Al abrir los ojos, me encontraba tendido en mi fiel mueble. Esta vez no fue fractura, ni esguince, sólo los normales efectos dolorosos de un desplome o una patada. Ruperta me inmovilizó por tres días no tan queribles, y aunque parezca masoquismo, no fueron queribles porque el golpe no había hecho contacto directo con sus suaves manos, sino con sus toscos zapatos y el áspero piso. Las próximas noches fueron de sobresalto. Sentí nuevamente su andar pausado deslizarse por la berma de mi fachada. Mi comprensión fue confusa, una vez más.
Como sombra imponente, había aparecido de golpe al lado mío. Su estatismo me causó pánico.

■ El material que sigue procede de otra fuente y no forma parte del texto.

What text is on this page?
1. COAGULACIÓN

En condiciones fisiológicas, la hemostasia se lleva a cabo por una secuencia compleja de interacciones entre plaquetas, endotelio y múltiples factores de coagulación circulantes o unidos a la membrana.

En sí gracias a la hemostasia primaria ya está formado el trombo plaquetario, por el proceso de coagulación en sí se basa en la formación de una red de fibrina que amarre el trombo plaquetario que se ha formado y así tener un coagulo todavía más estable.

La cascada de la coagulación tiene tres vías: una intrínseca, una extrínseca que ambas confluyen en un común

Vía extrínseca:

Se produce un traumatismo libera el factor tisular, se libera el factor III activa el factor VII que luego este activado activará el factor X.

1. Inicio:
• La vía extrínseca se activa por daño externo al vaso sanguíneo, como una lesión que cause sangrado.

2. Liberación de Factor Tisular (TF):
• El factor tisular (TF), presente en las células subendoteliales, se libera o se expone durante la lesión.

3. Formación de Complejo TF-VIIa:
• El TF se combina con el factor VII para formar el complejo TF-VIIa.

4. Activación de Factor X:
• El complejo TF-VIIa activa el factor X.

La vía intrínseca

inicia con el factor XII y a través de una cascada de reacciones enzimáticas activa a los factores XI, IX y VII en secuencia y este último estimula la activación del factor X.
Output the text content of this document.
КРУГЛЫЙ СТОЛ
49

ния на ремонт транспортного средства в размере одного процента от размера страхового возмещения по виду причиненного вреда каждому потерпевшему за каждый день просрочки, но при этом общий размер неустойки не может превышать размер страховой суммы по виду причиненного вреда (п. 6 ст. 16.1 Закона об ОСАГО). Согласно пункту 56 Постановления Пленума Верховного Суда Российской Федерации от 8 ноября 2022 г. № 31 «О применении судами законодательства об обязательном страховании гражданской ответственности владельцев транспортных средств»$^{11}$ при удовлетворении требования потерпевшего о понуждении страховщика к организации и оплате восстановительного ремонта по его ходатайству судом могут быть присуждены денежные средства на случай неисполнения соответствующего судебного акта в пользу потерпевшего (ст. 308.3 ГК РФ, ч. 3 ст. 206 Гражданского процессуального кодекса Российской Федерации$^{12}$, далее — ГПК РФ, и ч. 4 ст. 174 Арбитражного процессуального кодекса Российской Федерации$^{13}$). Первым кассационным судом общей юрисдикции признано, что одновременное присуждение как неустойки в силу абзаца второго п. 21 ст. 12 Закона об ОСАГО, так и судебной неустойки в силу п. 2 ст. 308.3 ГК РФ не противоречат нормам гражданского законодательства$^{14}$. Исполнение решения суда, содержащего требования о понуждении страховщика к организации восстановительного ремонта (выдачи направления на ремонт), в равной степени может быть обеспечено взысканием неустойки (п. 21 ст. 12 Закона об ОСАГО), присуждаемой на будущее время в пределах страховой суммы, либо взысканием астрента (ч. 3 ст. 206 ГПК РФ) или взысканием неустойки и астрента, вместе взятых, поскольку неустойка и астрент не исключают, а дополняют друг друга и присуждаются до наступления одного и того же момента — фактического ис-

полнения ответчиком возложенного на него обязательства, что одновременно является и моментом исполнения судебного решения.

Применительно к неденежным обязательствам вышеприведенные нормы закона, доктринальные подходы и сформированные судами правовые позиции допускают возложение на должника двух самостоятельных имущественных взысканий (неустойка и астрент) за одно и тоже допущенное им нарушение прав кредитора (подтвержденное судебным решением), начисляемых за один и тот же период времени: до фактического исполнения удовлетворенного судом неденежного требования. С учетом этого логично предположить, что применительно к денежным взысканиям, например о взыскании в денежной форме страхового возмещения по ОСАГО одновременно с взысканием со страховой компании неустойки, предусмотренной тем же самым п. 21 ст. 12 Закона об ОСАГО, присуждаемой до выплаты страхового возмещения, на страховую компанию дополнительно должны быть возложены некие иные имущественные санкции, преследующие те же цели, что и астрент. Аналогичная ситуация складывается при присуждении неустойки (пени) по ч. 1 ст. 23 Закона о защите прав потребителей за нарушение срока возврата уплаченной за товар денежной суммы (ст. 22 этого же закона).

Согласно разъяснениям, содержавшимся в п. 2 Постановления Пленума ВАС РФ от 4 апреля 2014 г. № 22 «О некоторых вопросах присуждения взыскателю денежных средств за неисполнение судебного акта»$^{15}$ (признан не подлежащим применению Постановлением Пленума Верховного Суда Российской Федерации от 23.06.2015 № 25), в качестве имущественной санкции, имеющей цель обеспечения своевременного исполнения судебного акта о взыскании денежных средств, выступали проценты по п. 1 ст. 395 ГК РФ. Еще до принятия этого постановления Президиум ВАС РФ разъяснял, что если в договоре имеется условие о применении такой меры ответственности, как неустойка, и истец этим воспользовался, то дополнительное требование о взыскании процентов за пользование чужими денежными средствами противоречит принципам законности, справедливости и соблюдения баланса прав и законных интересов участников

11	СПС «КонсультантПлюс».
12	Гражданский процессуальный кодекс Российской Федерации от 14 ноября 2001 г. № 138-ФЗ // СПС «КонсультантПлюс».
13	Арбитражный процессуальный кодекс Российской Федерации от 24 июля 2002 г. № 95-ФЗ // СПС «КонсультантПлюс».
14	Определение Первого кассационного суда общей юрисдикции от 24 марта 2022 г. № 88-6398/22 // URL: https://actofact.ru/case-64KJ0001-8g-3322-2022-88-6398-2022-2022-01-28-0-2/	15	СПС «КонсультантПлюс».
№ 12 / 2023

Mi muñeca mejoró muy rápido, pero decidí reposar unos días. Pensé que quizá mi ausencia podría causar un extrañar en Ruperta, o sencillamente, consolidar su supuesto amor con Jaime. A decir verdad, me alentaba cavilando que nunca había notado nada raro en ellos, se trataban de manera muy normal, pero muchas veces los amores nacen así, inesperadamente, como descubriendo un tesoro que siempre estuvo cerca y, a partir de allí, se abraza para siempre. Una sensación de resignación me tranquilizó un poco. La siesta de ocaso sobre el mueble había sosegado mi adolescente alma intranquila. Me sentía colmado de paz, como cual solución bendita llega al problema indisoluble. Recostado en mi mueble, mi mano no tan herida reposaba sobre mi vientre, mientras mis ensueños reclinaban sobre un vasto cielo sagrado. Empero, respiré a las horas un aire de misterio, como vaticinando un devenir paradójico. Miré con atención a mi puerta y no noté presencia alguna de Ruperta. Me serví un café y resolví encerrarme en mi cuarto, con la intención de recuperar la armonía de mis sentimientos.
El último día de mi dolor, oscurecía y no conciliaba el sueño, los pasos de Ruperta se habían ausentado. El mueble de la sala me amparaba otra vez en su regazo. A pesar del atardecer avanzado, decidí no encender la luz, me convencí de que con la del poste fuera de mi casa era suficiente para consolidar mi sueño. Sentía el viento cálido ingresar por mis ventanas, a la vez que avistaba la tonalidad naranja oscura que adquirían los objetos al recibir la iluminaria externa. A los pocos minutos, dormitando con las manos sobre el pecho, pensando en mis quehaceres colegiales, oí un ruido seco a la entrada, noté las cortinas moverse con fuerza y repentinamente la presencia dominante de alguien se encontraba al lado de mi cabecera. Era Ruperta que, como sombra imponente, había aparecido de golpe al lado mío. Su estatismo me causó pánico, dejándome inmovilizado, ideando miles de cosas. Su cuerpo recibía una parca luz plomiza, y sólo la silueta de su rostro y el brillo de su cabellera se hacían blanquecinamente notar. Sólo me quedó cerrar los ojos y esperar mi muerte.
Al amanecer, una pregunta me atormentaba: ¿por qué me besó?